The post-independence government of Jomo Kenyatta supported this approach, famously dismissing landless Mau Mau rebels as ‘hooligans’. This was despite strong research evidence in the late 1960s that poorer farmers with smaller holdings, who were also given much less agricultural extension support than better-off farmers, performed better.
After Kenyatta defeated and ousted a minority of progressive politicians in the late 1960s, Kenyan agricultural policy showed striking continuity with the colonial era. The major difference was that the elite of large-scale landowners was now black.
The Kenyatta family itself became, and remains, one of the biggest landowners, including a vast tract of thousands of hectares that extends north-east of Nairobi towards Thika and other large farms in what were known as the White Highlands – the region scheduled by the British as a white-only farming area.
The redistribution of land to a black elite, limited redistribution to ordinary Kenyans, and the growth of black cash-crop farming were enough to stabilize the rural situation after independence.
Tea did particularly well and continues to account for one-quarter of Kenya’s export earnings. However, government agricultural policy has been remarkably passive. The great bulk of agricultural exports, including tea, continue to be unprocessed in the absence of investment to add value locally. Only 13 percent of land with the potential for irrigation has been developed and farming remains 98 percent rain fed (without artificial irrigation — Ed.).

And where members of the African Union have been committed for almost 20 years to spending one-tenth of their budgets on agriculture, Kenya’s leading rural research institute, Tegemeo, puts the Kenyan share – including national and local funds – at around five percent. In the past two decades, the estimated contribution of agriculture to overall growth has been higher in Ethiopia, Rwanda and Tanzania than in Kenya.
When significant developments do occur in agricultural markets, they tend – as with so much in Kenya – to be driven by elite political interests or those of particular ethnic voting blocks. Jomo Kenyatta’s successor, Daniel arap Moi, built up the National Cereals and Produce Board, which bought up surplus maize, often at above-market prices.
The vast majority of the maize surplus in Kenya comes from Moi’s ethnic Kalenjin base area in the Rift Valley. Under current president Uhuru Kenyatta, a son of Jomo, the Kenyatta family business Brookside Dairy became Kenya’s dominant milk processor, buying up competitors and acquiring a market share around 45 percent.
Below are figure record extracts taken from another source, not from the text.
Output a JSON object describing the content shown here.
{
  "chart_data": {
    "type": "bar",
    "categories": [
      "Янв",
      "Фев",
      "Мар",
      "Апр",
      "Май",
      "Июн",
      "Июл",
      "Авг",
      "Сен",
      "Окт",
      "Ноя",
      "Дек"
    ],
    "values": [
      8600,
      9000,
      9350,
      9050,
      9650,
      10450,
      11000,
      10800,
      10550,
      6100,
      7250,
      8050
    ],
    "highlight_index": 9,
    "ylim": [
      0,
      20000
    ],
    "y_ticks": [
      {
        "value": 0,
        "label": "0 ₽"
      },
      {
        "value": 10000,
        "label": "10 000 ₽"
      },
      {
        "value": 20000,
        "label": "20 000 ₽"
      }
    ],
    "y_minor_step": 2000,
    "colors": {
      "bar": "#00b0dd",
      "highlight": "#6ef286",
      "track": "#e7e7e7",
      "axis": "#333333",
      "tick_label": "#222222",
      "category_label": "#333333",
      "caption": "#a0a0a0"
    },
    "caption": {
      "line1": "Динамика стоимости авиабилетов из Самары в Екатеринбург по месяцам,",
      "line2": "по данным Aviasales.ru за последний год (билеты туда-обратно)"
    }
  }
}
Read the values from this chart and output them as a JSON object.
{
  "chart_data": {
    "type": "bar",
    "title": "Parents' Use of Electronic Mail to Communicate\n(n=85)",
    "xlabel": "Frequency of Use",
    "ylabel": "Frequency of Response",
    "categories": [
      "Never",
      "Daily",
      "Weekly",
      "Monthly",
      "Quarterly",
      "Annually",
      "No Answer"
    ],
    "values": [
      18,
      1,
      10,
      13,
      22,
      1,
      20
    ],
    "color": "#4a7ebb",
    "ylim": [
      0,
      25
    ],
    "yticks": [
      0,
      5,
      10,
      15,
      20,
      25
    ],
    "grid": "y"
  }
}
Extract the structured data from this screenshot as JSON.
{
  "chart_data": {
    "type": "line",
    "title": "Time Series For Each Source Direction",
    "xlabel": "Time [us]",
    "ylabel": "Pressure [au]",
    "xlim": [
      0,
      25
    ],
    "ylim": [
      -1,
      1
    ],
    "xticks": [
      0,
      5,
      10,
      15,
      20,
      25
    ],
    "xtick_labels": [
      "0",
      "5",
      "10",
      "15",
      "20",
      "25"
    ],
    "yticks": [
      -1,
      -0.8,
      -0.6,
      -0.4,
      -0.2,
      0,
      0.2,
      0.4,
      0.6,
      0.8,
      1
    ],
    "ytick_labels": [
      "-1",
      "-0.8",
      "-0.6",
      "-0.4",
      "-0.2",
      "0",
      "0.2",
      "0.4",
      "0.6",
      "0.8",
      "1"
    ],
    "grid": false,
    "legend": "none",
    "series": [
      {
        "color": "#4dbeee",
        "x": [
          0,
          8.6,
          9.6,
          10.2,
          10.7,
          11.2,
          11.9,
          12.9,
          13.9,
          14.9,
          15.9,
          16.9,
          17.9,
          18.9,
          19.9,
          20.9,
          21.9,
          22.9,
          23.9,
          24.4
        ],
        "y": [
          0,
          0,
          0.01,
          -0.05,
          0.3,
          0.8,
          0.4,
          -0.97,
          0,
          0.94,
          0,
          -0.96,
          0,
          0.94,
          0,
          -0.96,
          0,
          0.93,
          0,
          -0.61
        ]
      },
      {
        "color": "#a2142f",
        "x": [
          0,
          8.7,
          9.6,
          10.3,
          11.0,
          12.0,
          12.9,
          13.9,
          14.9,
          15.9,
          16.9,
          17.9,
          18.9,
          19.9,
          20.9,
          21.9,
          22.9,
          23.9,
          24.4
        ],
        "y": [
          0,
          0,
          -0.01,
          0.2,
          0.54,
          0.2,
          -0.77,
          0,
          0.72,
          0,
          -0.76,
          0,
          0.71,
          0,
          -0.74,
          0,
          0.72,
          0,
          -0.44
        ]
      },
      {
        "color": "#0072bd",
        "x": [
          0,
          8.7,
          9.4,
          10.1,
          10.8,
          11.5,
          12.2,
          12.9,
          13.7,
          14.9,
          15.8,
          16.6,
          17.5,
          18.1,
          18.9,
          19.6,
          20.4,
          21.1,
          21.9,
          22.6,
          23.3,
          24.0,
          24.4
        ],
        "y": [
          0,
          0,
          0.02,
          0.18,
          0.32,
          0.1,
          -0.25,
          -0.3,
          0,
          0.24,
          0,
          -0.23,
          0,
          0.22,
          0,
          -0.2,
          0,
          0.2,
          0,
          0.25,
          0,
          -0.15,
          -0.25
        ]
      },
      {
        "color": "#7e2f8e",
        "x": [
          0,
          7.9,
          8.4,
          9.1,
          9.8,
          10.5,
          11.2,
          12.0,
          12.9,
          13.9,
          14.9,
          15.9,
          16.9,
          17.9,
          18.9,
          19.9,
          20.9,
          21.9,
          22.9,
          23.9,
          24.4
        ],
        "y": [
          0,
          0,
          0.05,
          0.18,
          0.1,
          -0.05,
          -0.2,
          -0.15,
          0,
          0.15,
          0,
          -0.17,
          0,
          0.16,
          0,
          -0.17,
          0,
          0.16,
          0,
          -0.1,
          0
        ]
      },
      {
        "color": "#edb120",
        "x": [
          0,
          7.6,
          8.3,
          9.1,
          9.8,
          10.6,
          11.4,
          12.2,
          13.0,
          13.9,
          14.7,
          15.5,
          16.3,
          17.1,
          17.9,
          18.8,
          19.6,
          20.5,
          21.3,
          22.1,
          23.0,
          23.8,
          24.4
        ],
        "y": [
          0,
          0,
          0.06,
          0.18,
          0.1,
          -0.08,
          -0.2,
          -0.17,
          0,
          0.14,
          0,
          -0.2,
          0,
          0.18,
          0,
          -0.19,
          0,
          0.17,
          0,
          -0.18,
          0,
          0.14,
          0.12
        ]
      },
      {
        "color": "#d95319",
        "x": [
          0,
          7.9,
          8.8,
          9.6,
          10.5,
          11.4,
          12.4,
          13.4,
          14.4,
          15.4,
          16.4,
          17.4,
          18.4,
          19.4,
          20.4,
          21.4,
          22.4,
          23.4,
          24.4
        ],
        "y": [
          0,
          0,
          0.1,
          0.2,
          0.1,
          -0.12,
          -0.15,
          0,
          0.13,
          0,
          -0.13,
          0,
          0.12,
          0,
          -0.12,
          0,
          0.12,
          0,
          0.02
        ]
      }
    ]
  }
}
In 2020, the Kenyan government banned the importation of cheap Ugandan milk, apparently in breach of East African Community (EAC) trade agreements. According to Kenyan economist David Ndii, under the Kenyatta government since 2013, milk processing margins quadrupled, the cost of processed milk to the consumer doubled, and the price paid to farmers, at its nadir, halved, although it since increased following protests.
WOMEN — YES, AFRICANS — NO
Many Kenyans served in the British Empire’s forces during World War II, actively contributing to the war effort. They were led by British officers who were required to learn Swahili for more effective communication with their subordinates.
Significant changes occurred in the governance of the British colony after the war. A Legislative Council for the colony had been established as early as the 1920s, but it included no Africans. To increase the number of white voters and secure a majority in the Council, the colonial administration even granted European women voting rights.
However, since 1928, the Representation of the People Act has equalized voting rights for women and men throughout the Empire — white women, but not Africans. It wasn’t until 1948 that the Legislative Council included four black Kenyans alongside 11 Europeans and seven Indians. Yet, this compromise satisfied none of the involved parties.